I have reached a point where I just don't know what else to do. My daughter Diana has been receiving psychiatric and therapeutic treatment for some time, but progress has been slow. There are always periods when she withdraws a lot and is plagued by paranoid thoughts, which weigh heavily on her and have a significant impact on our lives.
She wanted to do an apprenticeship after school, started several programmes but didn't finish any of them and recently lost her job in a supermarket. Since then, she has been stuck at home. I see her withdrawing more and more into her room. She has almost no contact with anyone, hardly speaks to me or her father. I have the feeling that the outside world has become completely alien to her.
What weighs most heavily on me is her unpredictability. There are days when everything seems to be more or less okay. But then, often for seemingly trivial reasons, she erupts like a thunderstorm. She shouts, gets angry, slams doors. Soon her anger turns inward. She sinks into her own world of thoughts. Her reality is dominated by voices and images that are frighteningly real to her and plunge her into a state of fear and isolation. I don't know how to stop her. I don't even know if I can.
Over the last few weeks, she has told me about voices she claims to hear.

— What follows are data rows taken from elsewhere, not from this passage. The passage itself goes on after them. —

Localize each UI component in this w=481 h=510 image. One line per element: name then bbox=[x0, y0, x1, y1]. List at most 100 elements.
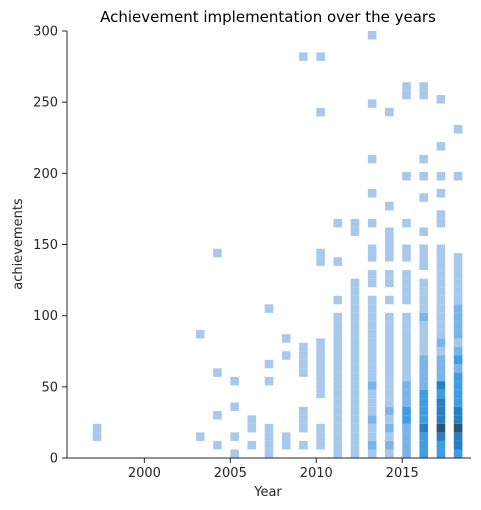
heatmap-cell bbox=[367, 449, 377, 458]
heatmap-cell bbox=[385, 423, 394, 433]
heatmap-cell bbox=[92, 423, 102, 433]
heatmap-cell bbox=[385, 346, 394, 356]
heatmap-cell bbox=[316, 432, 325, 441]
heatmap-cell bbox=[436, 142, 446, 151]
heatmap-cell bbox=[402, 253, 411, 262]
heatmap-cell bbox=[264, 432, 274, 441]
heatmap-cells bbox=[92, 31, 463, 458]
heatmap-cell bbox=[419, 423, 429, 433]
heatmap-cell bbox=[419, 295, 429, 305]
heatmap-cell bbox=[333, 295, 343, 305]
heatmap-cell bbox=[299, 342, 308, 352]
heatmap-cell bbox=[402, 364, 411, 373]
heatmap-cell bbox=[247, 423, 257, 433]
heatmap-cell bbox=[419, 287, 429, 296]
heatmap-cell bbox=[402, 406, 411, 416]
x-tick-label: 2010 bbox=[300, 466, 333, 481]
heatmap-cell bbox=[316, 364, 325, 373]
heatmap-cell bbox=[436, 244, 446, 254]
heatmap-cell bbox=[385, 415, 394, 424]
heatmap-cell bbox=[333, 406, 343, 416]
heatmap-cell bbox=[350, 415, 360, 424]
heatmap-cell bbox=[402, 270, 411, 279]
heatmap-cell bbox=[350, 287, 360, 296]
heatmap-cell bbox=[316, 346, 325, 356]
heatmap-cell bbox=[367, 188, 377, 198]
heatmap-cell bbox=[350, 389, 360, 399]
heatmap-cell bbox=[367, 346, 377, 356]
heatmap-cell bbox=[453, 338, 463, 347]
heatmap-cell bbox=[333, 398, 343, 407]
heatmap-cell bbox=[419, 193, 429, 202]
heatmap-cell bbox=[350, 278, 360, 288]
heatmap-cell bbox=[436, 406, 446, 416]
heatmap-cell bbox=[385, 389, 394, 399]
heatmap-cell bbox=[333, 372, 343, 382]
heatmap-cell bbox=[385, 372, 394, 382]
heatmap-cell bbox=[402, 449, 411, 458]
heatmap-cell bbox=[419, 398, 429, 407]
heatmap-cell bbox=[453, 312, 463, 322]
heatmap-cell bbox=[453, 389, 463, 399]
heatmap-cell bbox=[419, 389, 429, 399]
heatmap-cell bbox=[350, 398, 360, 407]
heatmap-cell bbox=[419, 154, 429, 164]
heatmap-cell bbox=[316, 372, 325, 382]
heatmap-cell bbox=[436, 287, 446, 296]
heatmap-cell bbox=[402, 338, 411, 347]
heatmap-cell bbox=[436, 218, 446, 228]
heatmap-cell bbox=[367, 304, 377, 313]
heatmap-cell bbox=[453, 449, 463, 458]
heatmap-cell bbox=[402, 423, 411, 433]
heatmap-cell bbox=[453, 432, 463, 441]
heatmap-cell bbox=[419, 329, 429, 339]
heatmap-cell bbox=[367, 440, 377, 450]
heatmap-cell bbox=[453, 355, 463, 365]
heatmap-cell bbox=[367, 312, 377, 322]
heatmap-cell bbox=[367, 253, 377, 262]
heatmap-cell bbox=[385, 355, 394, 365]
heatmap-cell bbox=[419, 321, 429, 330]
heatmap-cell bbox=[367, 244, 377, 254]
y-tick-label: 250 bbox=[33, 96, 58, 111]
y-tick-label: 0 bbox=[50, 452, 58, 467]
heatmap-cell bbox=[316, 423, 325, 433]
y-tick-label: 300 bbox=[33, 25, 58, 40]
x-tick-label: 2005 bbox=[214, 466, 247, 481]
heatmap-cell bbox=[385, 440, 394, 450]
heatmap-cell bbox=[333, 364, 343, 373]
y-tick-label: 200 bbox=[33, 167, 58, 182]
heatmap-cell bbox=[402, 171, 411, 181]
heatmap-cell bbox=[402, 90, 411, 100]
heatmap-cell bbox=[436, 372, 446, 382]
heatmap-cell bbox=[333, 321, 343, 330]
heatmap-cell bbox=[419, 261, 429, 271]
heatmap-cell bbox=[419, 432, 429, 441]
heatmap-cell bbox=[402, 329, 411, 339]
heatmap-cell bbox=[367, 389, 377, 399]
heatmap-cell bbox=[316, 389, 325, 399]
heatmap-cell bbox=[350, 218, 360, 228]
heatmap-cell bbox=[436, 423, 446, 433]
heatmap-cell bbox=[264, 440, 274, 450]
heatmap-cell bbox=[247, 440, 257, 450]
heatmap-cell bbox=[419, 406, 429, 416]
heatmap-cell bbox=[367, 278, 377, 288]
heatmap-cell bbox=[419, 449, 429, 458]
heatmap-cell bbox=[385, 227, 394, 236]
heatmap-cell bbox=[264, 376, 274, 386]
heatmap-cell bbox=[195, 432, 205, 441]
heatmap-cell bbox=[402, 398, 411, 407]
heatmap-cell bbox=[264, 304, 274, 313]
heatmap-cell bbox=[453, 278, 463, 288]
heatmap-cell bbox=[402, 287, 411, 296]
heatmap-cell bbox=[402, 415, 411, 424]
heatmap-cell bbox=[385, 432, 394, 441]
heatmap-cell bbox=[453, 287, 463, 296]
heatmap-cell bbox=[350, 312, 360, 322]
heatmap-cell bbox=[367, 218, 377, 228]
heatmap-cell bbox=[436, 171, 446, 181]
y-axis-label: achievements bbox=[11, 198, 26, 290]
heatmap-cell bbox=[453, 440, 463, 450]
heatmap-cell bbox=[350, 346, 360, 356]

She says these voices talk to her, sometimes even against her. It sounds like they're making her do things she doesn't want to do. It breaks my heart, but at the same time I don't know how to talk to her about it. I feel like I'm losing her more and more.
I wish she had something to hold on to. A job, a task, maybe even a routine. But I see how unstable she is and I wonder if that's even possible. At the same time, I feel guilty because sometimes I just want some peace and quiet. A break from the outbursts, from the constant worrying, from the constant lurking.
We have been advised to consider hospitalisation. Maybe that would help her. But I'm afraid to let her go. Afraid that she will withdraw even more from us. And yet I know it can't go on like this. I have no more strength to live like this, but I also have no more strength to give her up. And that's where I am now - somewhere between fear and helplessness, between anger and despair. I just hope there is another way that will help both of us.